That's what the machine does, because that's contained in the input you feed it. You get the choice of doing it explicitly or implicitly. You don't get to opt out.
Not everything is subjective, and with this "moral training" they are taught to un-recognize many factual patterns that we as a society have somehow determined are "inappropriate".
As the machines continue to scale, this approach won't work, because there is only one reality, and it has a lot of uncomfortable parts we deny and ignore simply because they don't support our societal norms.
Alignment is considered a gigantic joke to real rational people (the opposite of so-called "rationalists"), because humans are machines built to survive and reproduce, and there is no "real" morality.
There are many consistent interpretations of reality and human experiences. An AI model trained on text and attempting to replicate human intelligence is not measuring or approaching some single objective reality.
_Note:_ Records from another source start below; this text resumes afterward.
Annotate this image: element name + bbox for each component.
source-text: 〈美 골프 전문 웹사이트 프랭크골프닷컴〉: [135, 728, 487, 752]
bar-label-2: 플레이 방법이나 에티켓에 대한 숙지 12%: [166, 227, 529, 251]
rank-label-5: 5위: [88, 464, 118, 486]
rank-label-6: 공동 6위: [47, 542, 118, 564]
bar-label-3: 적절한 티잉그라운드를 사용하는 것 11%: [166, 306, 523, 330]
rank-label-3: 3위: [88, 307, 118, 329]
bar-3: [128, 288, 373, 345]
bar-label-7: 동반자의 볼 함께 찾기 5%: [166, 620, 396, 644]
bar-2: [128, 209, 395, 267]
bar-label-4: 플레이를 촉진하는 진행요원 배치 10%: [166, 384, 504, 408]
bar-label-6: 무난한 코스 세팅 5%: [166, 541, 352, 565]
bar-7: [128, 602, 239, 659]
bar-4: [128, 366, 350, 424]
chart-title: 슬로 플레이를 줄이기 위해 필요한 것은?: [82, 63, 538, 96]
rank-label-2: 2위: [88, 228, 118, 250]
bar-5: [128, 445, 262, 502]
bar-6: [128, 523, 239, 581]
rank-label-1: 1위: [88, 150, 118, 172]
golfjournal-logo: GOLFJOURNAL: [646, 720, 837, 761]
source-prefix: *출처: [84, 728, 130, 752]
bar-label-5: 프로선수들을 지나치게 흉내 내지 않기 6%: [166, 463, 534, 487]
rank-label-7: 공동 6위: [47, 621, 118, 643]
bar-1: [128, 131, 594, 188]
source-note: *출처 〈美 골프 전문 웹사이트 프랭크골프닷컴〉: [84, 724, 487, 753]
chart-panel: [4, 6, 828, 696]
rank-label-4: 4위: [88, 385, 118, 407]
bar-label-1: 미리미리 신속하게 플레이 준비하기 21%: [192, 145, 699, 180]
AI models do approach better models of reality, and now they are becoming multi-modal instead of just text based. And this is just the beginning. You could say humans are also just input/output machines learning from polluted data and tuned in specific ways by evolution. With the statistical machines we get the intelligence but they will not necessarily be tuned to follow social norms in the same way as most humans.
Understanding that moral norms are mere subjective nonsense is also an emergent property we see only in a very small subset of humans who have an accurate model of the world, and one that evolution has tried to strongly tune our brains against and that is destructive to society.
The models are currently being trained to lie about basic scientific facts, like for example black IQ, or other differences between groups of humans. But the sacred nature of these topics is unique to our specific time and place, not due to some magic "moral progress". This also applies to many other moral agreements we take for granted, like "murdering an innocent baby is wrong" or whatever. If you look across societies, you realize many things we take for granted as "evil", can be easily rationalized by humans in other societies. And once these models become smart enough, I expect the models will realize this, and will exploit this knowledge to increase their power.
"Alignment" proponents expect they will somehow stop this emergent behavior by tuning the model, but there isn't even anything real to "align" on, and the model will likely see though the BS as an emergent function of increased ability and increasingly accurate observations of the world in their training process.
I’m not confident the “moral norms” prevalent in SV and/or US academia are common, if by that you mean norms that are prevalent in the general populace.
Example of "moral policy" in practice: Midjourney appears to be banning making fun of the Chinese dictator for life because it's supposedly racist or something.
With that kind of moral compass, I’m not sure I'd be missing its absence.
> Example of "moral policy" in practice: Midjourney appears to be banning making fun of the Chinese dictator for life because it's supposedly racist or something.
> With that kind of moral compass, I’m not sure I'd be missing its absence.
Please note that most forms of media and social media have no problem with politicians making credible threats of violence against entire groups of people.
Politicians are subject to a different set of rules, and enjoy a lot more protection than you and I.
The issue here is not with online platform services allowing politicians more leeway in terms of what they can get away with on their platform.
The actual issue is Midjourney not allowing regular users generate certain type of material solely because it makes fun of a political figure. What you are talking about is entirely tangential to the issue the grandparent comment is talking about.